Wetherspoon, whose cheap drink and food offers have proved popular in the UK, has been selling pints of Heineken lager and Murphy’s stout at prices around 40 percent below the competition at its first Irish pub in Blackrock, Dublin.
The pub chain, which last year outlined plans for around 30 pubs in the Republic of Ireland, said the beer giant had refused to supply Heineken lager, Ireland’s biggest selling draught beer, and Murphy’s to its second pub in Dun Laoghaire, due to open this month.
Wetherspoon said Heineken had also wanted personal guarantees from Chief Executive John Hutson in order to supply the Dun Laoghaire pub any of its others drinks, such as Strongbow cider and Foster’s lager. It did not say what the guarantees were.
“We have been trading with Heineken for 35 years and they have never requested personal guarantees before.
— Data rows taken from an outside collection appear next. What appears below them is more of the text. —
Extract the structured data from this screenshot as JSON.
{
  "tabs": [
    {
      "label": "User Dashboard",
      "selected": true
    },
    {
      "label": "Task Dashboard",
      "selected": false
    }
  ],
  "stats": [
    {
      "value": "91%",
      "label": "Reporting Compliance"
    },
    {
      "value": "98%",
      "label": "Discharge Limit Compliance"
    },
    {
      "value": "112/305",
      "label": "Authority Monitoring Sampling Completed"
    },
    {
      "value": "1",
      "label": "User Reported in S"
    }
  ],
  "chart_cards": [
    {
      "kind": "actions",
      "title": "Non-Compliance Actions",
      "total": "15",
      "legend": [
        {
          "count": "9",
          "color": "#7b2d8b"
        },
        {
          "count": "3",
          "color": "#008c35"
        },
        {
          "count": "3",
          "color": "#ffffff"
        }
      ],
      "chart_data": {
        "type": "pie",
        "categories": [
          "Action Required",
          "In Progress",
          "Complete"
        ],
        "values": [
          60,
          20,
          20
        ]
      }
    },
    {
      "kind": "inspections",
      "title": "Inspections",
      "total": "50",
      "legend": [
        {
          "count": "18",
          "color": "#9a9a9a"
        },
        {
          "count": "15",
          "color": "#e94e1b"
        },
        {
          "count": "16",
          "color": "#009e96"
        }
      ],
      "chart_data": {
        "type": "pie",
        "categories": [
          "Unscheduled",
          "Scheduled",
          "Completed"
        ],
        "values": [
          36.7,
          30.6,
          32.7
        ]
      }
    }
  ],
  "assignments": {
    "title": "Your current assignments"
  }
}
It’s obstructive to do so now, especially when we made record profits of around 80 million pounds last year,” he added.
Heineken, whose business with Wetherspoon is worth around 60 million pounds a year, said it was seeking a resolution as soon as possible.
“It is unfortunate that commercial issues in Ireland between Heineken Ireland and JD Wetherspoon have led to the current situation,” a spokesman for Heineken UK said in a statement.
Shares in Wetherspoon were broadly flat at 802 pence at 10:05 a.m.. Heineken shares were down 1 percent to 61.80 euros.